Otro error común es guardar el saco de dormir en casa, dentro de su funda original, entre viajes. Si bien esto facilita el transporte, no es recomendable para su conservación a largo plazo. El saco de dormir debe guardarse en un lugar ventilado, dentro de una bolsa de almacenamiento más grande o colgado, para que el relleno no pierda elasticidad con el tiempo.
También suele ocurrir que el saco de dormir se guarda al final y termina fuera de la mochila por falta de espacio. Esto puede funcionar en clima seco y en trayectos cortos, pero para senderismo habitual es una solución poco práctica. El equipo que te mantendrá caliente por la noche no debería ser la parte más expuesta de la mochila.

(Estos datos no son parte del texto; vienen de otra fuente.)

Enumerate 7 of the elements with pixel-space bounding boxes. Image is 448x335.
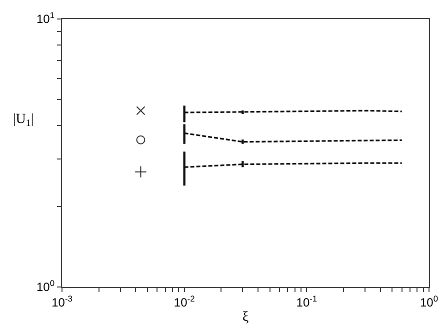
x-tick-label: 10$^{0}$ (420, 293, 438, 310)
x-tick-label: 10$^{-3}$ (52, 293, 73, 310)
y-tick-label: 10$^{1}$ (36, 10, 55, 26)
y-axis-title: |U$_{1}$| (13, 112, 34, 129)
x-axis-title: ξ (242, 310, 249, 325)
x-tick-label: 10$^{-2}$ (174, 293, 196, 310)
x-tick-label: 10$^{-1}$ (296, 293, 318, 310)
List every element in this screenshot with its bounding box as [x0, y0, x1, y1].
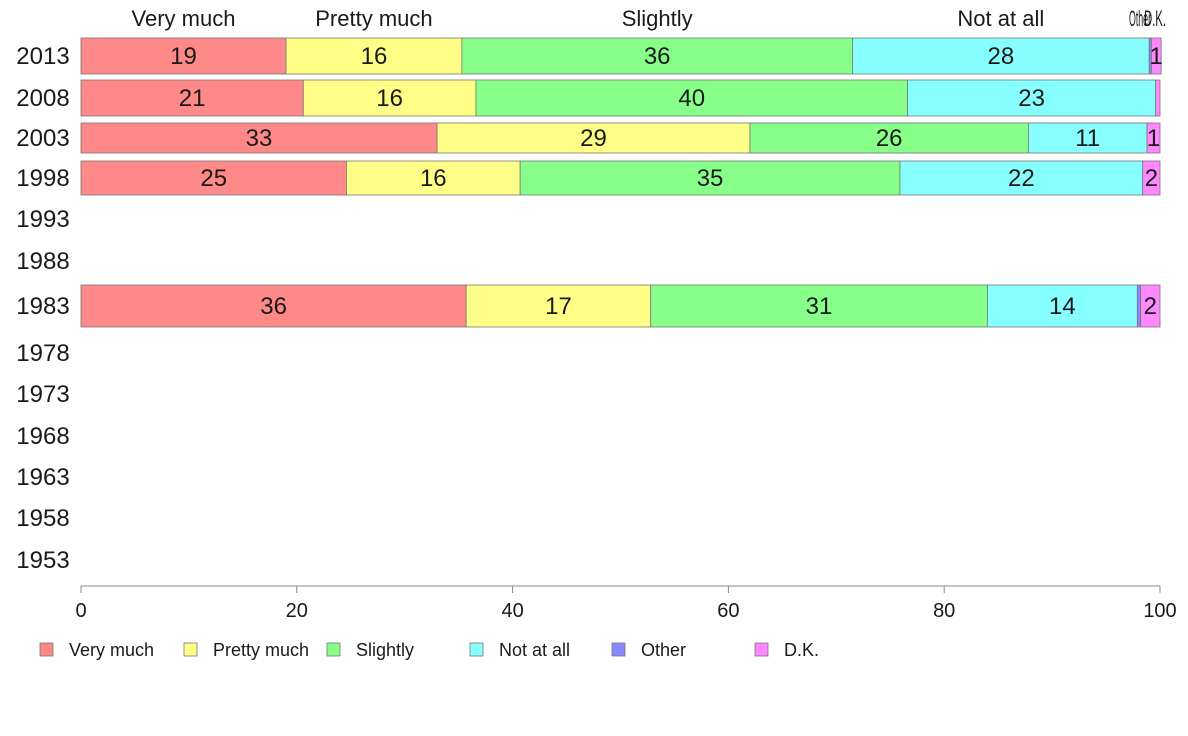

Una rutina sencilla que funciona
Si prefieres simplificarlo, puedes hacerlo en tres pasos. Primero, asegúrate de que tu saco de dormir esté seco antes de guardarlo. Luego, mételo sin apretar en una bolsa protectora, preferiblemente impermeable. Colócala en el fondo de tu mochila y arma el resto encima, con los objetos más pesados más cerca de tu espalda.

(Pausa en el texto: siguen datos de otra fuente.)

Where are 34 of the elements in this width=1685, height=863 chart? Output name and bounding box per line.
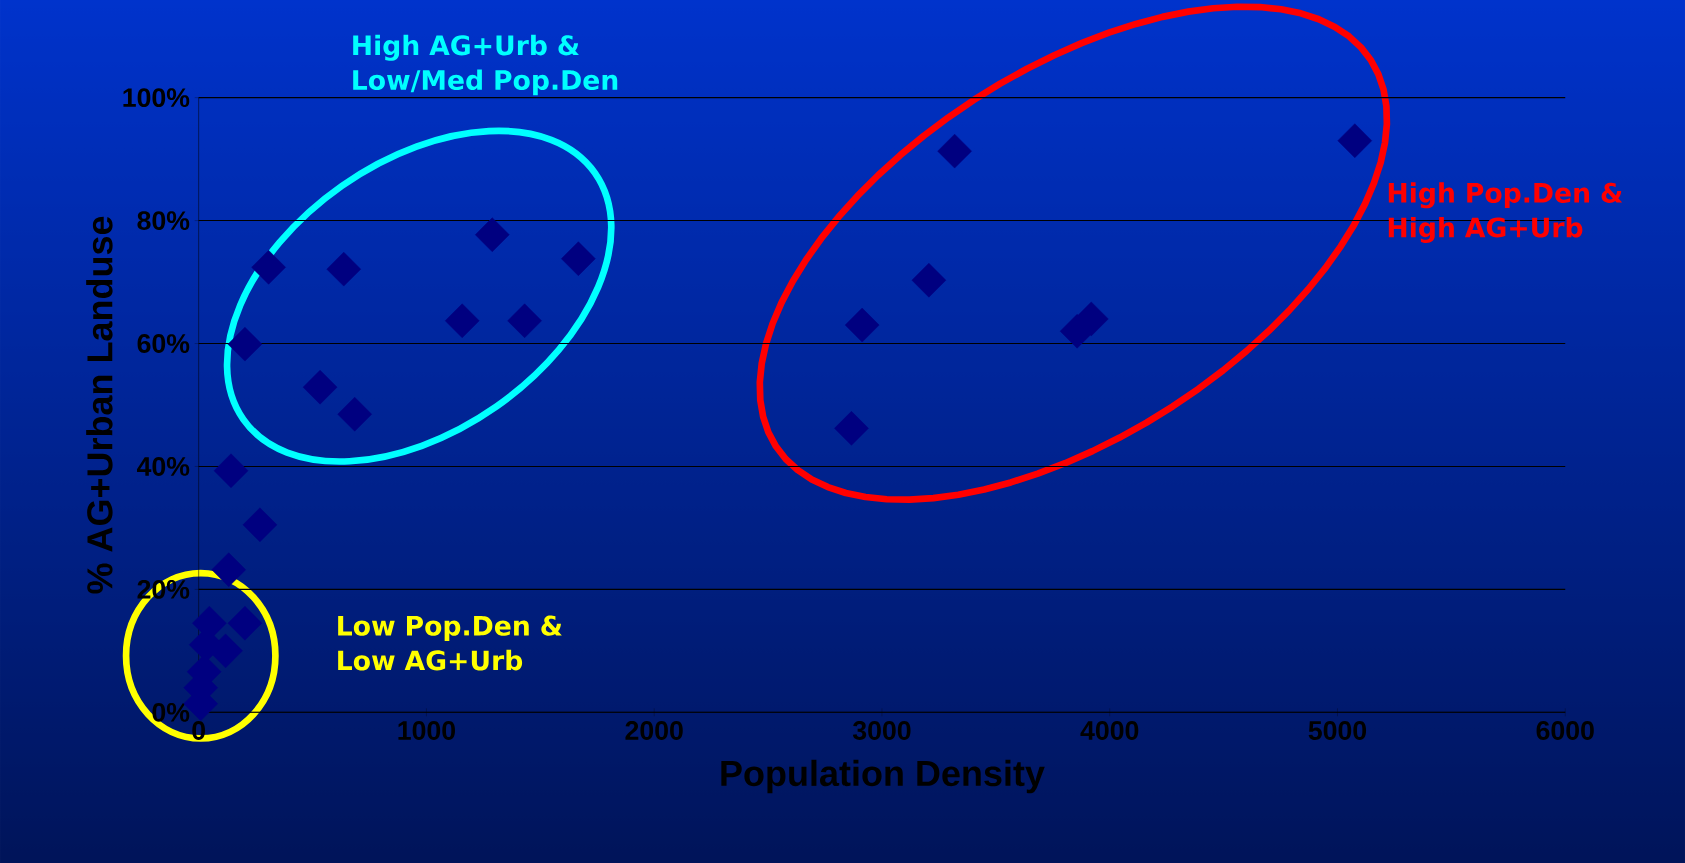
x-tick-label: 2000 <box>625 721 683 740</box>
y-tick-label: 40% <box>136 457 190 476</box>
y-tick-label: 80% <box>137 211 190 231</box>
point <box>937 133 972 169</box>
point <box>444 303 480 339</box>
point <box>911 262 947 298</box>
point <box>242 507 278 543</box>
annotation: High Pop.Den & High AG+Urb <box>1388 182 1623 243</box>
point <box>227 605 263 641</box>
x-tick-label: 6000 <box>1536 721 1594 740</box>
x-tick-label: 4000 <box>1080 721 1139 740</box>
point <box>507 303 542 339</box>
point <box>844 307 880 343</box>
point <box>561 241 596 276</box>
point <box>834 411 869 446</box>
annotation: Low Pop.Den & Low AG+Urb <box>338 615 562 671</box>
point <box>302 369 338 405</box>
text: High AG+Urb & Low/Med Pop.Den <box>353 34 618 96</box>
y-tick-label: 60% <box>137 334 190 353</box>
point <box>213 453 249 488</box>
x-axis-title: Population Density <box>721 759 1045 794</box>
point <box>475 217 510 252</box>
point <box>326 251 361 287</box>
y-axis-title: % AG+Urban Landuse <box>86 216 113 594</box>
x-tick-label: 3000 <box>852 721 911 740</box>
y-tick-label: 0% <box>152 702 190 722</box>
x-tick-label: 1000 <box>398 721 455 740</box>
point <box>211 552 246 587</box>
x-tick-label: 5000 <box>1308 721 1367 740</box>
point <box>227 326 263 362</box>
point <box>337 396 372 432</box>
y-tick-label: 100% <box>123 88 190 108</box>
point <box>251 250 286 285</box>
point <box>1337 123 1373 158</box>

No es un método complicado, pero marca la diferencia en un viaje. Sobre todo si vas de excursión durante varios días seguidos, el tiempo cambia con frecuencia o utilizas equipo ligero donde cada litro y cada gramo deben funcionar en conjunto con el resto del sistema.
Para quienes comparan el volumen de la mochila, la temporada y la zona de uso, conviene tener en cuenta que un saco de dormir bien organizado facilita la organización del resto del equipo. Habrá menos necesidad de volver a empacar bajo la lluvia, mejor equilibrio durante la caminata y menos sorpresas al anochecer.
Un saco de dormir no solo debe ser ligero o cálido sobre el papel. También debe ser práctico en la práctica, y eso empieza cuando preparas tu mochila en casa o en el coche antes de dar el primer paso en el sendero.